W lipcu 1919 rok Sejm uchwalił ustawę o Policji Państwowej. Na jej podstawie utworzone w kraju 6 okręgów policyjnych. Okreg 5 obejmował województwo białostockie. Komenda Główna mieszcząca się w Warszawie, zaczęła czyścic własne szeregi. W Białymstoku polecono zwolnić wszystkich posterunkowych źle mówiących po polsku i nie mających kwalifikacji. Została zorganizowana szkoła policyjna, w której co roku miało kształcić się 70 adeptów. Mieli uczyć się fachowych przedmiotów, słuchać wykładów z prawa i procedury karnej, poznawać historię Polski. Nowym komendantem wojewódzkim został dr Henryk Jasiński, zaś komendę miejska i powiatową objął Leon Gallas. Dotychczasowy szef policji miejskiej, były pułkownik rosyjski Konstanty Songajłło poszedł w odstawkę. Karol Hepner, kierownik policji kryminalnej, został oddany w ręce prokuratura.

Okazało się, że Hepner, którego w Białymstoku zainstalowały jeszcze władze niemieckie, nie tylko w czasie wojny współpracował z Geheimpolizei, lecz był również agentem osławionej carskiej ochrany. Po aresztowaniu Hepner trafił do więzienia na warszawskim Mokotowie. Wyszedł szybko za poręczeniem danym przez włodarzy Mińska Mazowieckiego, gdzie wcześniej mieszkał. Do pracy w białostockiej policji już nie wrócił. Nie dość tego, wkrótce znowu poszedł za kratki. A to za sprawą nadużyć popełnionych w spółce akcyjnej handlującej artykułami skórzanymi . Kilka lat później kłopoty z prawem stały się udziałem Mieczysława Banneta, zastępcy kierownika białostockiej Ekspozytury Urzędu Śledczego. 11 kwietnia 1927 r. przed Sądem Okręgowym przy ul. Warszawskiej 63 odbyła się jego rozprawa. Akt oskarżenia zarzucał mu sfałszowanie świadectwa szkolnego, które stwierdzało ukończenie szkoły w Wiedniu. Tymczasem Bannet ukończył tylko trzy klasy. Poza tym, oskarżony napisał w swoim życiorysie, że jest katolikiem, urodzonym w Szwecji, gdy tymczasem był wyznania mojżeszowego i przyszedł na świat w małej mieścinie na południu Polski.

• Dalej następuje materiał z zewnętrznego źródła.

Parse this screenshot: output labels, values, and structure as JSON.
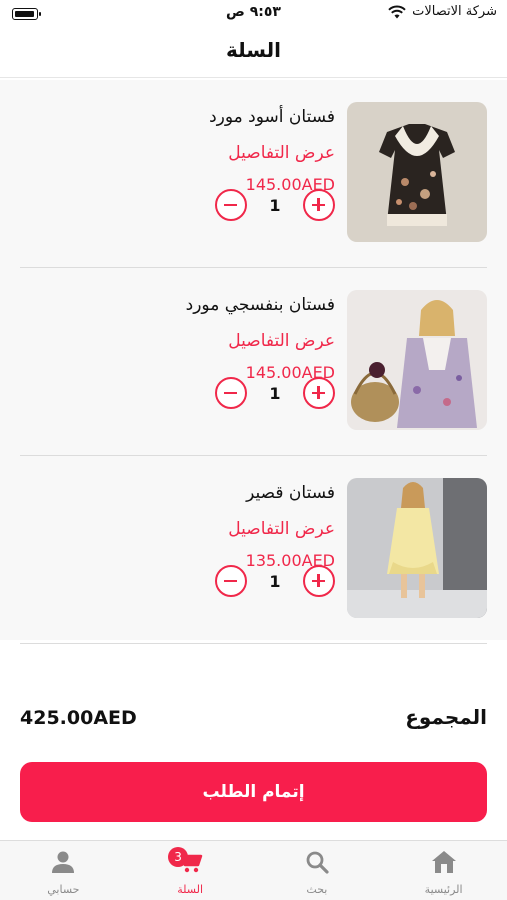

Zarzuty wydawały się dość błahe, ale nie wobec wysokiego funkcjonariusza policji. Początkowo sąd miał zamiar potraktować fałszerza z pełną surowością. Uwzględnił jednak jego bohaterską, wojenną kartę i nienaganną służbę i skazał na rok więzienia. Wyrok wypełnił w całości areszt prewencyjny, więc Bannet szybko odzyskał wolność.